A similar impact was reported in October (2007) from airborne dioxins: a Canadian study published in the journal of the American Chemical Society found that the sex ratio of newborns was 54 females to 46 males in a 25-mile radius of sources of dioxin pollution compared with the normal 51 boys born for every 48 girls.

Such an effect makes sense from an evolutionary viewpoint, says Michel Odent, director of the Primal Health Research Centre (www.birthworks.org). "In a population facing an adverse situation where survival is paramount, it makes good evolutionary sense to increase the number of females and to eliminate the weakest males. In that way, the healthiest males survive."

It also makes biological sense, says Professor Sharpe. Male Y chromosome sperm are more fragile than the X chromosome and the male of the species is more vulnerable both at the point of fertilisation and for the difficult first few weeks of life in the womb.

"We know that the process of masculinisation is a cascade of events over a period of seven weeks and culminates in the switching on of a key gene on the Y chromosome at seven weeks," says Professor Sharpe. Until that time, he explains, both sexes have "indifferent" gonads and "the female gender is the blueprint".

As well as pollution, the weight of the mother may also play a part, he says. "Women's weight is increasing at the same time as the ratio of female babies. Women with an above average BMI [body mass index] are more prone to gestational diabetes and have lower blood sugar levels and this seems to explain why they have a higher chance of having a girl baby. It could even explain why some researchers claim that single mothers are more likely to have girls, as they may be subject to more physiological stress," he says.

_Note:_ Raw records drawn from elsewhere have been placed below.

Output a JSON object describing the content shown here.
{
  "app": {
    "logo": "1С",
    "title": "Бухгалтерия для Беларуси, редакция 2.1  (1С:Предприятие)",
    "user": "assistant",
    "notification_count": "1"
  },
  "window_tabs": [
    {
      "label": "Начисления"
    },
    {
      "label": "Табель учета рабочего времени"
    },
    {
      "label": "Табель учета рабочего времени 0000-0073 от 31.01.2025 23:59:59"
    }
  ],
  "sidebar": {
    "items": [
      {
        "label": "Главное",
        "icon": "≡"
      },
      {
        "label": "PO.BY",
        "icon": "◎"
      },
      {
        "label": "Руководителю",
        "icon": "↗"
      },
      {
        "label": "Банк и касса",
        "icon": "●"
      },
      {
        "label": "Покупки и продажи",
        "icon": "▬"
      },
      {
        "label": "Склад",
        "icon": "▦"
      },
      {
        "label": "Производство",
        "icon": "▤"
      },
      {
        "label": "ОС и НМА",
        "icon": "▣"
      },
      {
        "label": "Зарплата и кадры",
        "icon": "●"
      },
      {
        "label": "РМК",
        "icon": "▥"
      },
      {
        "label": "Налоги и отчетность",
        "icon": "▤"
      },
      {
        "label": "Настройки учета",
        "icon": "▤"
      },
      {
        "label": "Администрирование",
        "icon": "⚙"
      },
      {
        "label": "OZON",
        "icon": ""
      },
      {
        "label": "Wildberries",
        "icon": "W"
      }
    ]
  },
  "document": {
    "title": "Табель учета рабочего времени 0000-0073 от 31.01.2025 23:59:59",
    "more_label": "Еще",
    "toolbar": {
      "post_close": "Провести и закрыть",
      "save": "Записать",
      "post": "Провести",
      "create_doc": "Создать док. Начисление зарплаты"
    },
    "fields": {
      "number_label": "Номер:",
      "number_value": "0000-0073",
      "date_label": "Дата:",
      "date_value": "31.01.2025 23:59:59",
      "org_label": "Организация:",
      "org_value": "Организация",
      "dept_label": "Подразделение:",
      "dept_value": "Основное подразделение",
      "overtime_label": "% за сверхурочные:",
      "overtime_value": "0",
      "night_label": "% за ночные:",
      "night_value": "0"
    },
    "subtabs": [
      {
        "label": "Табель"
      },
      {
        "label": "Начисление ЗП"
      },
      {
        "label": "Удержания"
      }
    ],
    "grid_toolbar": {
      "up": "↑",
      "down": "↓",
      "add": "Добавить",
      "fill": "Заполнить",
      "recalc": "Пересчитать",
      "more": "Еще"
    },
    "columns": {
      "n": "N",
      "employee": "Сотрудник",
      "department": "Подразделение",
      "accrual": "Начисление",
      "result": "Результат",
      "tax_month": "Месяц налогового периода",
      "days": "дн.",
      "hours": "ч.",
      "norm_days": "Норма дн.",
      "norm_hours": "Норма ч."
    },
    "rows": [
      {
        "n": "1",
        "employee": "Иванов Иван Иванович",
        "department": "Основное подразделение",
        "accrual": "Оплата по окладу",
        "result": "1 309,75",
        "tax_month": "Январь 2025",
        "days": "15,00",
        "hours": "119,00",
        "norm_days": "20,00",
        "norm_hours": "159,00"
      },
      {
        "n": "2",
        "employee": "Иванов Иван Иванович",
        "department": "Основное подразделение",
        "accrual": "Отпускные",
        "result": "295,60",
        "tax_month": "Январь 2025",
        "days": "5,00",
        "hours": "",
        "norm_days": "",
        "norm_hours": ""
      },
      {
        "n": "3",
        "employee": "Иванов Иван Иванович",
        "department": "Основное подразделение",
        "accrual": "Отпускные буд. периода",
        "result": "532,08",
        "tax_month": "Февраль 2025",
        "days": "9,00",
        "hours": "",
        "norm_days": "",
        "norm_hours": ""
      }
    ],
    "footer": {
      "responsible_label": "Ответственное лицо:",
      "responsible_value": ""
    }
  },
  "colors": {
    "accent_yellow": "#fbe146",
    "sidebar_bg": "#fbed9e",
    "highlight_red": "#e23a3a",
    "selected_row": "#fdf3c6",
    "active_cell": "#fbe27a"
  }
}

Thousands of couples are yearning for a baby of a particular sex, but Professor Sharpe warns that "messing about" with diet is not a good preparation for conception. "There are a few simple steps that are worth taking to prevent harm to the baby stopping smoking and drinking, eating a healthy diet, cutting out irritants including cosmetics. That's the responsible way to prepare for parenthood."

How to choose: the theories

* Pre-implantation genetic diagnosis The gold standard method is the only accurate method of gender selection and the one that is used when gender selection is carried out for medical reasons in the UK.

* Sperm sorting Known as the Ericcson technique, it's based on the idea that Y chromosome sperm can be separated from X chromosome sperm because they swim faster. "In my view, companies that claim to be able to do this are charlatans," says Professor Richard Sharpe.

* Timing Have sex three or more days before ovulation and you're more likely to have a girl, according to a routine first described by Dr Landrum B Shettles more than two decades ago. Sex closer to ovulation increases the chances of a boy as Y chromosome. Websites still encourage this and a new edition of Shettles' book, How to Choose the Sex of Your Baby, was recently published but there is no proof it works.

* Acid or alkaline This popular theory promotes the view that X chromosome sperm is better able to survive in a harsher acidic environ-ment in the female reproductive tract while the Y-chromosome is comfortable in alkaline. Go online to buy pH (measure of acidity or alkalinity) testing kits as well as acid and alkaline douches. However, experts say there is little chance of this method working.